Photorealist Creates Beauty for Victims

Willa Rubin

Audrey Flack, an artist highly regarded for her pioneering work as a photorealist in the 1960s and 1970s, gave a lecture at the Allen Memorial Art Museum last Thursday. Flack’s work uniquely stands out because of her technical virtuosity as a painter, depicting images that appear so tangible they could be taken right out of the painting.

Flack discussed her journey as an artist and how navigating motherhood and developing empathy and social awareness for others contributed to her artwork. But above all, her work has been influenced by her strong affinity for feminism and the concept of social consciousness. She attributes this to her Jewish upbringing and her experiences raising a daughter with autism.

In the 1960s, doctors and other medical professionals blamed Flack for her daughter’s disability. During this time, the “refrigerator effect” was a term often used in the medical field claiming that the mother’s lack of warmth can cause the child to develop autism. To those in the lecture hall, Flack asked, “Why was he busy blaming me when my child needed help?” Her compassion, social awareness, desire to understand others and observation of the beauty in victims are constant themes observable in her work.

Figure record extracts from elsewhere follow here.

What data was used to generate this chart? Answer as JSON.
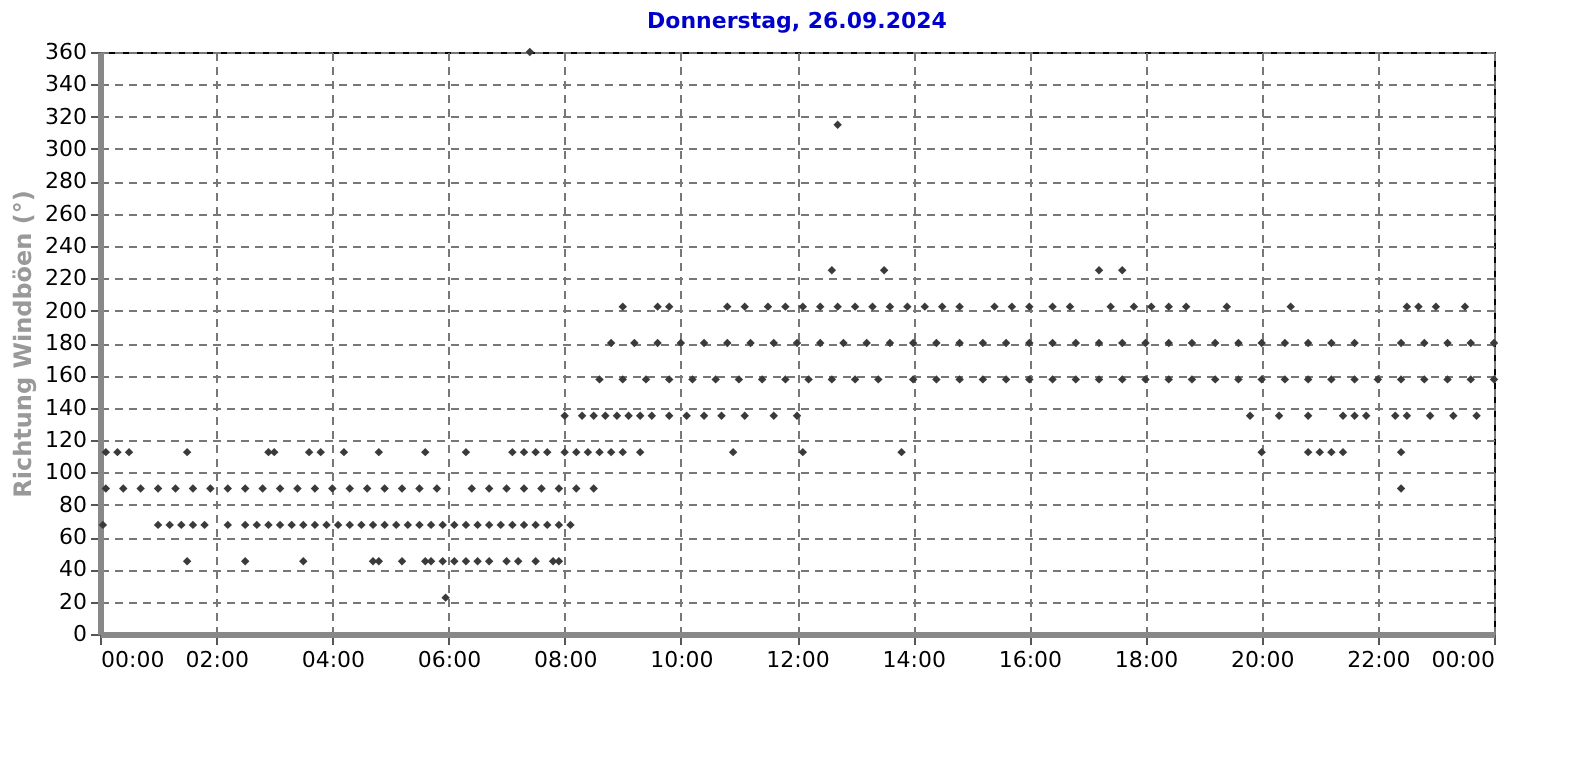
{
  "chart_data": {
    "type": "scatter",
    "title": "Donnerstag, 26.09.2024",
    "ylabel": "Richtung Windböen  (°)",
    "marker": "diamond",
    "grid": true,
    "legend": false,
    "xlim": [
      0,
      24
    ],
    "ylim": [
      0,
      360
    ],
    "xticks": [
      {
        "value": 0,
        "label": "00:00"
      },
      {
        "value": 2,
        "label": "02:00"
      },
      {
        "value": 4,
        "label": "04:00"
      },
      {
        "value": 6,
        "label": "06:00"
      },
      {
        "value": 8,
        "label": "08:00"
      },
      {
        "value": 10,
        "label": "10:00"
      },
      {
        "value": 12,
        "label": "12:00"
      },
      {
        "value": 14,
        "label": "14:00"
      },
      {
        "value": 16,
        "label": "16:00"
      },
      {
        "value": 18,
        "label": "18:00"
      },
      {
        "value": 20,
        "label": "20:00"
      },
      {
        "value": 22,
        "label": "22:00"
      },
      {
        "value": 24,
        "label": "00:00"
      }
    ],
    "yticks": [
      0,
      20,
      40,
      60,
      80,
      100,
      120,
      140,
      160,
      180,
      200,
      220,
      240,
      260,
      280,
      300,
      320,
      340,
      360
    ],
    "series": [
      {
        "color": "#3a3a3a",
        "x": [
          0.1,
          0.4,
          0.7,
          1.0,
          1.3,
          1.6,
          1.9,
          2.2,
          2.5,
          2.8,
          3.1,
          3.4,
          3.7,
          4.0,
          4.3,
          4.6,
          4.9,
          5.2,
          5.5,
          5.8,
          6.4,
          6.7,
          7.0,
          7.3,
          7.6,
          7.9,
          8.2,
          8.5,
          22.4
        ],
        "values": [
          90,
          90,
          90,
          90,
          90,
          90,
          90,
          90,
          90,
          90,
          90,
          90,
          90,
          90,
          90,
          90,
          90,
          90,
          90,
          90,
          90,
          90,
          90,
          90,
          90,
          90,
          90,
          90,
          90
        ]
      },
      {
        "color": "#3a3a3a",
        "x": [
          0.05,
          1.0,
          1.2,
          1.4,
          1.6,
          1.8,
          2.2,
          2.5,
          2.7,
          2.9,
          3.1,
          3.3,
          3.5,
          3.7,
          3.9,
          4.1,
          4.3,
          4.5,
          4.7,
          4.9,
          5.1,
          5.3,
          5.5,
          5.7,
          5.9,
          6.1,
          6.3,
          6.5,
          6.7,
          6.9,
          7.1,
          7.3,
          7.5,
          7.7,
          7.9,
          8.1
        ],
        "values": [
          67.5,
          67.5,
          67.5,
          67.5,
          67.5,
          67.5,
          67.5,
          67.5,
          67.5,
          67.5,
          67.5,
          67.5,
          67.5,
          67.5,
          67.5,
          67.5,
          67.5,
          67.5,
          67.5,
          67.5,
          67.5,
          67.5,
          67.5,
          67.5,
          67.5,
          67.5,
          67.5,
          67.5,
          67.5,
          67.5,
          67.5,
          67.5,
          67.5,
          67.5,
          67.5,
          67.5
        ]
      },
      {
        "color": "#3a3a3a",
        "x": [
          1.5,
          2.5,
          3.5,
          4.7,
          4.8,
          5.2,
          5.6,
          5.7,
          5.9,
          6.1,
          6.3,
          6.5,
          6.7,
          7.0,
          7.2,
          7.5,
          7.8,
          7.9
        ],
        "values": [
          45,
          45,
          45,
          45,
          45,
          45,
          45,
          45,
          45,
          45,
          45,
          45,
          45,
          45,
          45,
          45,
          45,
          45
        ]
      },
      {
        "color": "#3a3a3a",
        "x": [
          0.1,
          0.3,
          0.5,
          1.5,
          2.9,
          3.0,
          3.6,
          3.8,
          4.2,
          4.8,
          5.6,
          6.3,
          7.1,
          7.3,
          7.5,
          7.7,
          8.0,
          8.2,
          8.4,
          8.6,
          8.8,
          9.0,
          9.3,
          10.9,
          12.1,
          13.8,
          20.0,
          20.8,
          21.0,
          21.2,
          21.4,
          22.4
        ],
        "values": [
          112.5,
          112.5,
          112.5,
          112.5,
          112.5,
          112.5,
          112.5,
          112.5,
          112.5,
          112.5,
          112.5,
          112.5,
          112.5,
          112.5,
          112.5,
          112.5,
          112.5,
          112.5,
          112.5,
          112.5,
          112.5,
          112.5,
          112.5,
          112.5,
          112.5,
          112.5,
          112.5,
          112.5,
          112.5,
          112.5,
          112.5,
          112.5
        ]
      },
      {
        "color": "#3a3a3a",
        "x": [
          8.0,
          8.3,
          8.5,
          8.7,
          8.9,
          9.1,
          9.3,
          9.5,
          9.8,
          10.1,
          10.4,
          10.7,
          11.1,
          11.6,
          12.0,
          19.8,
          20.3,
          20.8,
          21.4,
          21.6,
          21.8,
          22.3,
          22.5,
          22.9,
          23.3,
          23.7
        ],
        "values": [
          135,
          135,
          135,
          135,
          135,
          135,
          135,
          135,
          135,
          135,
          135,
          135,
          135,
          135,
          135,
          135,
          135,
          135,
          135,
          135,
          135,
          135,
          135,
          135,
          135,
          135
        ]
      },
      {
        "color": "#3a3a3a",
        "x": [
          8.6,
          9.0,
          9.4,
          9.8,
          10.2,
          10.6,
          11.0,
          11.4,
          11.8,
          12.2,
          12.6,
          13.0,
          13.4,
          14.0,
          14.4,
          14.8,
          15.2,
          15.6,
          16.0,
          16.4,
          16.8,
          17.2,
          17.6,
          18.0,
          18.4,
          18.8,
          19.2,
          19.6,
          20.0,
          20.4,
          20.8,
          21.2,
          21.6,
          22.0,
          22.4,
          22.8,
          23.2,
          23.6,
          24.0
        ],
        "values": [
          157.5,
          157.5,
          157.5,
          157.5,
          157.5,
          157.5,
          157.5,
          157.5,
          157.5,
          157.5,
          157.5,
          157.5,
          157.5,
          157.5,
          157.5,
          157.5,
          157.5,
          157.5,
          157.5,
          157.5,
          157.5,
          157.5,
          157.5,
          157.5,
          157.5,
          157.5,
          157.5,
          157.5,
          157.5,
          157.5,
          157.5,
          157.5,
          157.5,
          157.5,
          157.5,
          157.5,
          157.5,
          157.5,
          157.5
        ]
      },
      {
        "color": "#3a3a3a",
        "x": [
          8.8,
          9.2,
          9.6,
          10.0,
          10.4,
          10.8,
          11.2,
          11.6,
          12.0,
          12.4,
          12.8,
          13.2,
          13.6,
          14.0,
          14.4,
          14.8,
          15.2,
          15.6,
          16.0,
          16.4,
          16.8,
          17.2,
          17.6,
          18.0,
          18.4,
          18.8,
          19.2,
          19.6,
          20.0,
          20.4,
          20.8,
          21.2,
          21.6,
          22.4,
          22.8,
          23.2,
          23.6,
          24.0
        ],
        "values": [
          180,
          180,
          180,
          180,
          180,
          180,
          180,
          180,
          180,
          180,
          180,
          180,
          180,
          180,
          180,
          180,
          180,
          180,
          180,
          180,
          180,
          180,
          180,
          180,
          180,
          180,
          180,
          180,
          180,
          180,
          180,
          180,
          180,
          180,
          180,
          180,
          180,
          180
        ]
      },
      {
        "color": "#3a3a3a",
        "x": [
          9.0,
          9.6,
          9.8,
          10.8,
          11.1,
          11.5,
          11.8,
          12.1,
          12.4,
          12.7,
          13.0,
          13.3,
          13.6,
          13.9,
          14.2,
          14.5,
          14.8,
          15.4,
          15.7,
          16.0,
          16.4,
          16.7,
          17.4,
          17.8,
          18.1,
          18.4,
          18.7,
          19.4,
          20.5,
          22.5,
          22.7,
          23.0,
          23.5
        ],
        "values": [
          202.5,
          202.5,
          202.5,
          202.5,
          202.5,
          202.5,
          202.5,
          202.5,
          202.5,
          202.5,
          202.5,
          202.5,
          202.5,
          202.5,
          202.5,
          202.5,
          202.5,
          202.5,
          202.5,
          202.5,
          202.5,
          202.5,
          202.5,
          202.5,
          202.5,
          202.5,
          202.5,
          202.5,
          202.5,
          202.5,
          202.5,
          202.5,
          202.5
        ]
      },
      {
        "color": "#3a3a3a",
        "x": [
          5.95,
          7.4,
          12.6,
          12.7,
          13.5,
          17.2,
          17.6
        ],
        "values": [
          22.5,
          360,
          225,
          315,
          225,
          225,
          225
        ]
      }
    ]
  }
}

When the United States underwent one of its greatest ideological evolutions in the 1960s and 1970s, politics and culture, including literature and the art world, responded accordingly. Much of Flack’s work as an artist toys with many of the essential questions that sparked second-wave feminism. Betty Friedan’s Feminine Mystique suggested that there could be more to a woman’s life than her social role, that femininity does not have to be contingent on a woman’s ability to raise children, maintain a household or care for her husband, and that a woman could find meaning and beauty through pursuing her other passions. Flack painted many tabletop settings similar to those captured in the Renaissance and symbolic still lifes called vanitas. However, her vanitas added a modern twist through her photorealist style.

During the lecture, Flack elaborated on feeling empathy for those who were cursed for things out of their control. She showed the relationship between beauty, victimization and helplessness in some of her works. For example, she talked about Marilyn Monroe as an inspiration for her piece “Marilyn (Vanitas)” — to Flack, Monroe suffered so much and grappled with feeling beautiful, finding joy and projecting the sexual image the public expected of her but was not able to feel fulfilled.

Flack also discussed her fascination with the Greek mythological figure Medusa. She reminded the audience of the story of Medusa — a beautiful girl, abducted and raped at thirteen by Poseidon in Athena’s temple and cursed for it by Athena who gave her the infamous snake hair. “Isn’t that what we do to girls wearing dresses now?” said Flack. Flack’s sculptures of Medusa depict her as beautiful, not as the angry antagonist she has most often been historically represented as.

This idea of finding beauty in the victimized was expressed in other works of Flack’s, such as her “World War II (Vanitas),” which depicts an image of men from concentration camps among petifores, silver and pearls. Her vanitas depict victims surrounded by the possessions and status they yearned for — and until her work was interpreted as such, she received a lot of criticism as an artist when this work appeared at exhibitions such as the Whitney Biennial. The subjects of her work suffer for their beauty and for their difference, and it takes social awareness and empathy to see beyond these.